Mete Çubukçu (2010: 77), Kürt açılımının bir devlet projesi olduğunu ama ortada detaylı, uzun vadeli, alternatifli bir yol haritası olmayan bir süreç olarak ifade etmiştir. Ona göre, atılan ve atılacak adımlar Türkiye’nin geleceği için önem taşımaktadır. Türklerin ve Kürtlerin birlikte yaşaması karşılıklı milliyetçiliklerin törpülenmesi ile olur. Bu ülkenin geleceği açısından iki tarafın sertlik yanlıları ve akıl tutulması yaşayan dışarıdakilerin karşı olamayacağı böyle bir sürecin, stratejik hedefler yerine gelişmelere bağlı taktik adımlarla ilerleyeceğe benzediğini ifade etmiştir (Çubukçu, 2010: 77). Açılım süreci ile ilgili olarak Tanıl Bora, bu sürecin bazı kesimlerce bir iç savaş potansiyeli taşıdığını ifade etmiştir. Açılım süreci bu doğrultudaki çeşitli olaylarla sekteye uğramıştır (Bora, 2010a: 3-6). Kürt açılımı umut edildiği gibi olmamış ve olumlu bir sonuca ulaşamamıştır. Ahmet İnsel, Kürt açılımının başından beri ölü doğmasına özen gösterildiğini ifade etmiştir. Bu açılımın PKK tarafından bitirilen ateşkesle bitmediğini, açılımın adının bile Kürt açılımı olmadığı bir Kürt açılımı olarak dile getirmiştir. İnsel, açılım sürecini Ak partinin süreci tek başına yürütmeye çalışarak ve diğer tarafın muhatap almadığı konusunda ise eleştirmiştir (İnsel, 2010: 3-7).

Birikim dergisi başlangıçta Kürt açılımını destekler açıklamalar yapmıştır.

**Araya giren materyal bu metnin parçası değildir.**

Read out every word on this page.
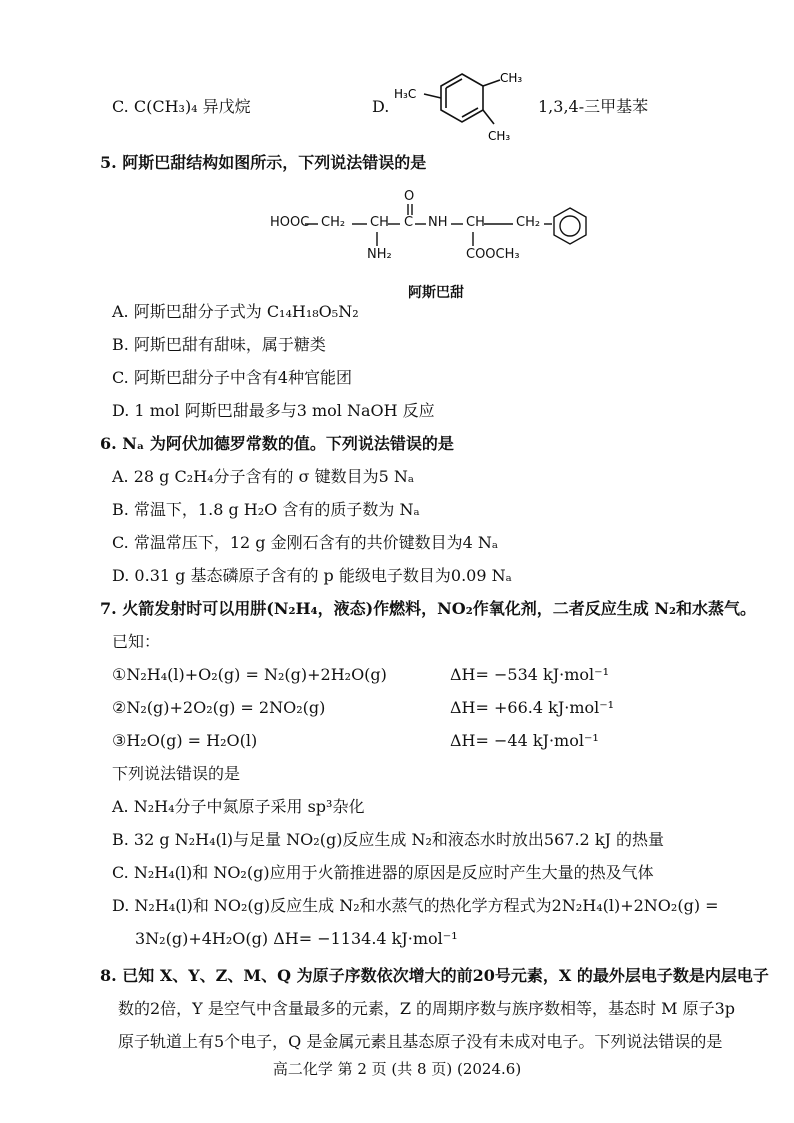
C. C(CH₃)₄ 异戊烷	D.
H₃C
CH₃
CH₃
1,3,4-三甲基苯
5. 阿斯巴甜结构如图所示，下列说法错误的是
HOOC CH₂ CH C
O
NH CH CH₂
NH₂	COOCH₃
阿斯巴甜
A. 阿斯巴甜分子式为 C₁₄H₁₈O₅N₂
B. 阿斯巴甜有甜味，属于糖类
C. 阿斯巴甜分子中含有4种官能团
D. 1 mol 阿斯巴甜最多与3 mol NaOH 反应
6. Nₐ 为阿伏加德罗常数的值。下列说法错误的是
A. 28 g C₂H₄分子含有的 σ 键数目为5 Nₐ
B. 常温下，1.8 g H₂O 含有的质子数为 Nₐ
C. 常温常压下，12 g 金刚石含有的共价键数目为4 Nₐ
D. 0.31 g 基态磷原子含有的 p 能级电子数目为0.09 Nₐ
7. 火箭发射时可以用肼(N₂H₄，液态)作燃料，NO₂作氧化剂，二者反应生成 N₂和水蒸气。
已知：
①N₂H₄(l)+O₂(g) = N₂(g)+2H₂O(g)	ΔH= −534 kJ·mol⁻¹
②N₂(g)+2O₂(g) = 2NO₂(g)	ΔH= +66.4 kJ·mol⁻¹
③H₂O(g) = H₂O(l)	ΔH= −44 kJ·mol⁻¹
下列说法错误的是
A. N₂H₄分子中氮原子采用 sp³杂化
B. 32 g N₂H₄(l)与足量 NO₂(g)反应生成 N₂和液态水时放出567.2 kJ 的热量
C. N₂H₄(l)和 NO₂(g)应用于火箭推进器的原因是反应时产生大量的热及气体
D. N₂H₄(l)和 NO₂(g)反应生成 N₂和水蒸气的热化学方程式为2N₂H₄(l)+2NO₂(g) =
3N₂(g)+4H₂O(g) ΔH= −1134.4 kJ·mol⁻¹
8. 已知 X、Y、Z、M、Q 为原子序数依次增大的前20号元素，X 的最外层电子数是内层电子
数的2倍，Y 是空气中含量最多的元素，Z 的周期序数与族序数相等，基态时 M 原子3p
原子轨道上有5个电子，Q 是金属元素且基态原子没有未成对电子。下列说法错误的是
高二化学 第 2 页 (共 8 页) (2024.6)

Ancak açılım sona ermeye başlamasıyla bu açılımın zaten başından beri sonuca ulaşamayacağını söylediklerini ifade etmişlerdir. Kürt meselesi açılım süreci ile belki tam olarak çözülememiştir. Ancak sonraki dönemlerde atılacak olan adımlar için bir umut kaynağı olmuştur. Çünkü Kürt meselesi ile ilgili eskiden bu derece ileri

124

düzeyde ve herkes tarafından bilinen bir adım atılmamıştır. Sonraki yıllarda Kürt meselesi ile ilgili tartışmalar devam etti ve Kürt meselesi konusunda belki de şimdiye kadar yaşanan en önemli olaylardan biri olan “Barış sürecine” gelinmiştir.